For instance, the Islamist group Al Shabaab in Somalia blamed Christians for the coronavirus. They announced that it was spread “by the crossed forces that have invaded the country and the incredulous countries that support them.”

The coronavirus pandemic was often used as a pretext for discrimination.

In Sri Lanka, COVID-19 was a pretext for the police to investigate several churches.

In India, more than 100,000 Christians received relief aid from Open Doors partners, and 80 percent of them reported being dismissed from food distribution centers for being Christians. They had to walk for miles and hide their faith to get food elsewhere.

In Myanmar, Nepal, Vietnam, Bangladesh, Pakistan, Central Asia, Malaysia, North Africa, Yemen and Sudan, cases were reported of Christians in rural areas being denied aid.

“Sometimes, this denial was at the hands of government officials, but more often, it was from village heads, committees or other local leaders,” investigators found. “Some Christians even reported that their food ration cards were torn up or waved away.

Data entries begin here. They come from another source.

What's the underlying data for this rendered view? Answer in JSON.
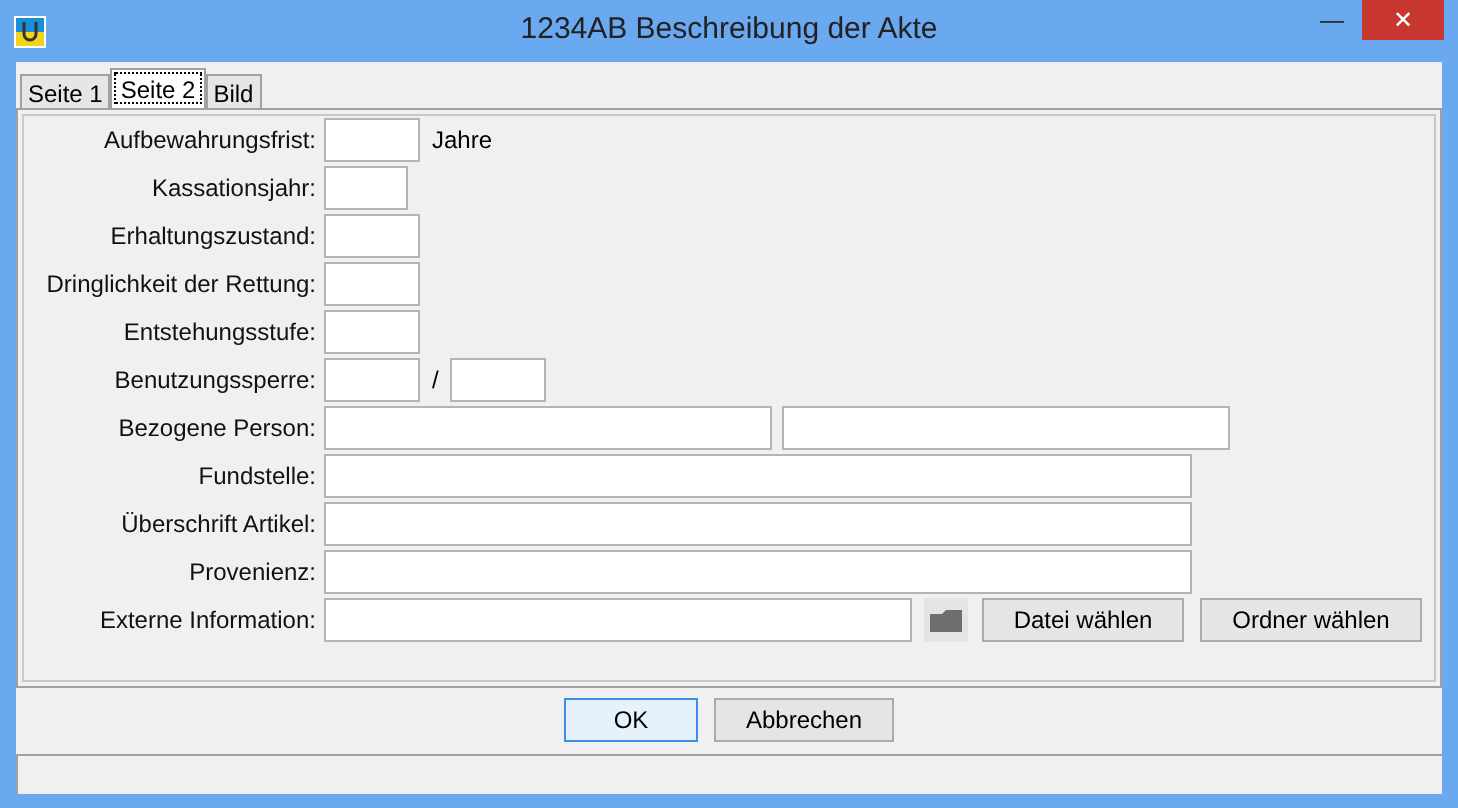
{
  "window": {
    "title": "1234AB Beschreibung der Akte",
    "buttons": [
      "—",
      "✕"
    ]
  },
  "tabs": [
    {
      "label": "Seite 1",
      "selected": false
    },
    {
      "label": "Seite 2",
      "selected": true
    },
    {
      "label": "Bild",
      "selected": false
    }
  ],
  "form": {
    "rows": [
      {
        "kind": "short",
        "label": "Aufbewahrungsfrist:",
        "suffix": "Jahre"
      },
      {
        "kind": "year",
        "label": "Kassationsjahr:"
      },
      {
        "kind": "short",
        "label": "Erhaltungszustand:"
      },
      {
        "kind": "short",
        "label": "Dringlichkeit der Rettung:"
      },
      {
        "kind": "short",
        "label": "Entstehungsstufe:"
      },
      {
        "kind": "pair",
        "label": "Benutzungssperre:",
        "separator": "/"
      },
      {
        "kind": "two",
        "label": "Bezogene Person:"
      },
      {
        "kind": "long",
        "label": "Fundstelle:"
      },
      {
        "kind": "long",
        "label": "Überschrift Artikel:"
      },
      {
        "kind": "long",
        "label": "Provenienz:"
      },
      {
        "kind": "file",
        "label": "Externe Information:",
        "buttons": [
          "Datei wählen",
          "Ordner wählen"
        ]
      }
    ]
  },
  "buttons": [
    {
      "label": "OK",
      "selected": true
    },
    {
      "label": "Abbrechen",
      "selected": false
    }
  ]
}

In southern Kaduna, in Nigeria, families from several villages said they received one-sixth of the rations allocated to Muslim families, while in Guinea-Bissau, when a state of emergency was imposed, some Christians said Muslim neighbors “complained” to the government about them, while in Guinea, one leader said church closures prompted followers of local animist religions to mock Christian pastors.

“The global pandemic made persecution more obvious than ever—simply because so many people needed help,” says the report. “The clear discrimination and oppression suffered by Christians in 2020 must not be forgotten, even after the COVID-19 crisis fades into our collective memory.”

“The World Watch List is really all about resilience,” wrote David Curry, the chairman and CEO of Open Doors USA. “The numbers of God’s people who are suffering should mean the Church is dying—that Christians are keeping quiet, losing their faith and turning away from one another.”

“But that’s not what’s happening. Instead, in living color, we see the words of God recorded in the prophet Isaiah: I will make a way in the wilderness and rivers in the desert,” he wrote.

The facts and figures, Curry argued, give a detailed recount of the problem. But the resilience of the people presented in it, “will inspire you to see what God is doing in our midst.”

North Korea, Pakistan and Somalia are the top three countries on the list

In Somalia, the report claims, “members of a believer’s family, clan or community will harass, intimidate or even kill them.”

“Female converts are at high risk for rape and forced marriage. And if a Christian man is killed or abducted, he leaves his whole family unprotected and ‘marked’ by his conversion,” it adds.